А вот это интересно. Как же тогда? Последний вопрос я произношу вслух. Федор Измайлович прячет руки в карманах и отворачивается к окну.
— Я оформлю тебя в кадетское училище.
— Еще один интернат, только с красивым названием? — хмыкаю я зло, ощущая, как все мои надежды со звоном бьются и разлетаются в стороны, вспарывая острыми краями кишки.

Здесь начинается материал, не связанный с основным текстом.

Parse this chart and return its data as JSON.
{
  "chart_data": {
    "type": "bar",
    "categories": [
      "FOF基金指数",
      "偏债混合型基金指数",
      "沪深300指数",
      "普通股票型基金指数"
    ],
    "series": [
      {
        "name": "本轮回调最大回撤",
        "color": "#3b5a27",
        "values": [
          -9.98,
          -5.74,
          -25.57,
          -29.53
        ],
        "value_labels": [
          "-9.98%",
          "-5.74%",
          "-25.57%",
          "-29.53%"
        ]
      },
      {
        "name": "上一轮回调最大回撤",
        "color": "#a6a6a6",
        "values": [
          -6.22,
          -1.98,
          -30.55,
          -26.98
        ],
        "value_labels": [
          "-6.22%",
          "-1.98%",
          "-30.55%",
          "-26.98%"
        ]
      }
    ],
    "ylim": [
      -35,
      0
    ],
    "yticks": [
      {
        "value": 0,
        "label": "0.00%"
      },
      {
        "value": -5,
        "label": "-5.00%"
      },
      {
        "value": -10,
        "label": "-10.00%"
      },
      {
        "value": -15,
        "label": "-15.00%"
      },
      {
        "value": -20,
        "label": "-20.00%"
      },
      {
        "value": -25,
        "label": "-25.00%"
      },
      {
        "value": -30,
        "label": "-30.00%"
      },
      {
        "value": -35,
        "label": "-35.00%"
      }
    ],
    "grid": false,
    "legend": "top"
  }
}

— Нет! Это совсем другое. Там ты найдешь друзей. А если понравится, то и занятие по душе.
— Я бы предпочел пойти в нормальную школу и жить с вами.

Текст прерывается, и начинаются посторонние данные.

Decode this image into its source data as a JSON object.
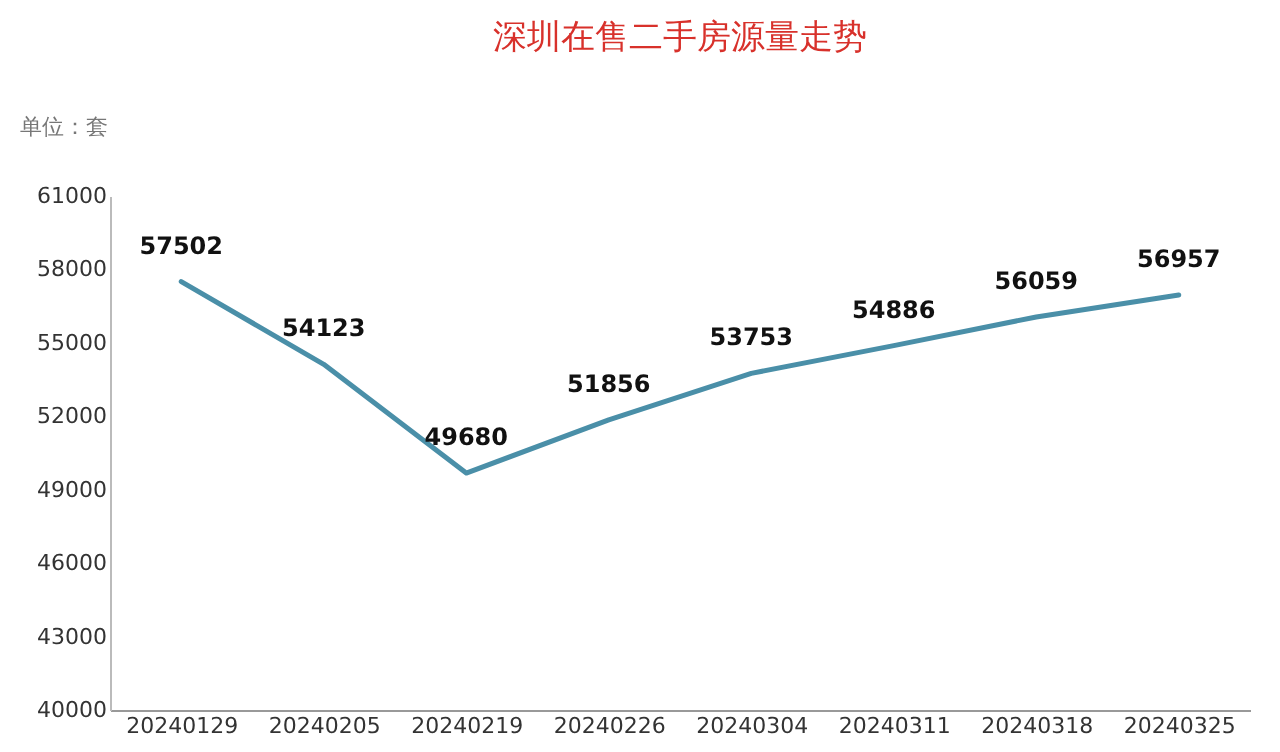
{
  "chart_data": {
    "type": "line",
    "title": "深圳在售二手房源量走势",
    "annotations": [
      "单位：套"
    ],
    "categories": [
      "20240129",
      "20240205",
      "20240219",
      "20240226",
      "20240304",
      "20240311",
      "20240318",
      "20240325"
    ],
    "series": [
      {
        "color": "#4a8fa8",
        "values": [
          57502,
          54123,
          49680,
          51856,
          53753,
          54886,
          56059,
          56957
        ]
      }
    ],
    "ylim": [
      40000,
      61000
    ],
    "yticks": [
      40000,
      43000,
      46000,
      49000,
      52000,
      55000,
      58000,
      61000
    ],
    "data_labels": true,
    "grid": false,
    "legend": false,
    "marker": "none",
    "line_style": "solid"
  }
}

— Я знаю. Но не могу взять на себя такую ответственность.
— Почему? — до последнего стою на своем.
— Потому что я алкоголик, Иса. Конченый алкоголик с неизлечимым посттравматическим синдромом. И вспышками немотивированной ярости. Не хочу тебя прибить ненароком. Ты уж меня пойми.

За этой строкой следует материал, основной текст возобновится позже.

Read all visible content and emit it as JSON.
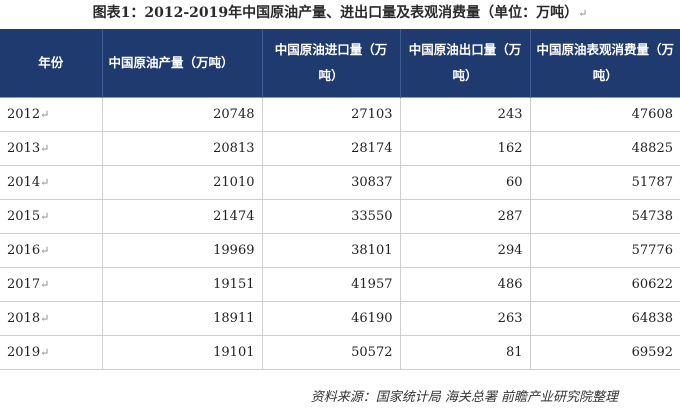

Не думаю, что тогда я понял его в действительности. Зато в полной мере оценил, что же он для меня сделал, несколько лет спустя. Будучи уже совершеннолетним. И перспективным, стараниями того же Волкова. Чтобы доказать ему, что он во мне не ошибся, я становлюсь сначала первым в своем училище, потом — а потом и в стране. Так что когда приходит черед идти в армию, меня изначально забирают в одно из лучших подразделений. А потом я так быстро расту, что уже в двадцать четыре года становлюсь самым молодым бойцом, попавшим в легендарную группу Теней. К тому моменту Федор Измайлович уже четыре года как лежит в земле. Может, он и конченый алкоголик с ПТСР, но он — самый лучший, самый добрый мужик на планете. Мне до сих пор иногда кажется, что я чувствую его присутствие. Он всегда со мной. Куда ни посмотри.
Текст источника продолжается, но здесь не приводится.